Próbuje zatem poruszać się różnymi pojazdami. W każdym miesiącu roku jest to inny pomysł. Mamy więc: rower, narty, samochód, wrotki, buty siedmiomilowe, pociąg, samolot, statek, niemniej żaden nie spełnił jego oczekiwań. Zawsze okazywało się, że środki służące do przemieszczania się miały jakiś feler, a Wilk był niezadowolony albo wręcz poszkodowany fizycznie. Na grudniową propozycję Świętego Mikołaja dotyczącą użyczenia sań, Wilk mówi stanowcze NIE i wraca do starego, dobrego chodzenia. Nie ma jak możliwość trzymania się ziemi:)
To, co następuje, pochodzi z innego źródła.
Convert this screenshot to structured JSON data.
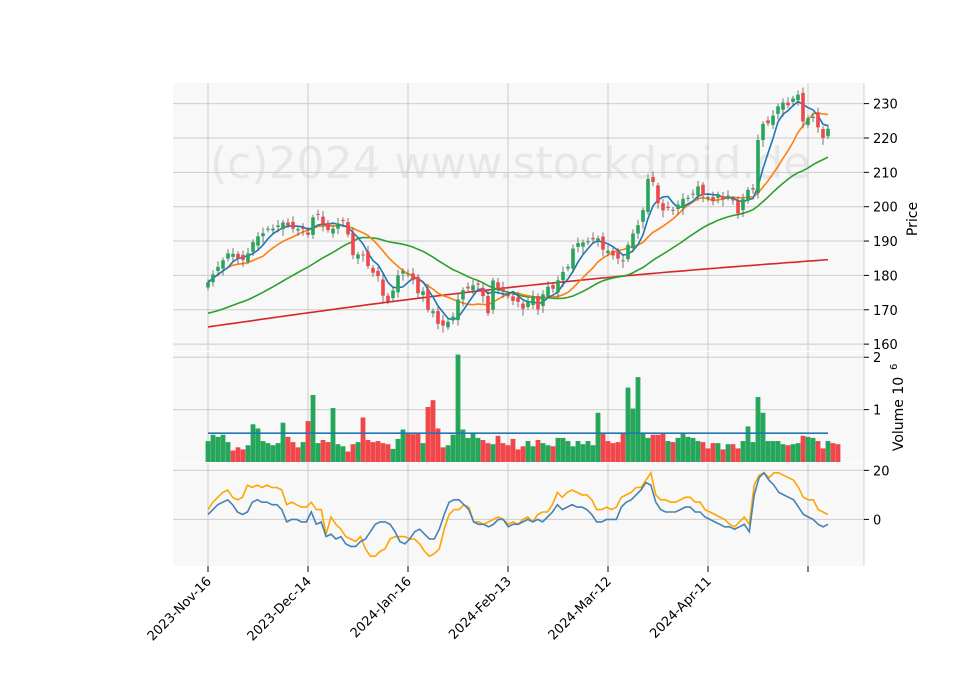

Zabawna książeczka, kolorowa i ciekawa dla trzy - czterolatków.
Subskrybuj:
Komentarze do posta (Atom)
Brak komentarzy:
Prześlij komentarz
Moja ciekawość obejmuje również zdanie innych, dlatego miło mi będzie jeśli zechcecie podzielić się ze mną swoją opinią na przeczytany temat :)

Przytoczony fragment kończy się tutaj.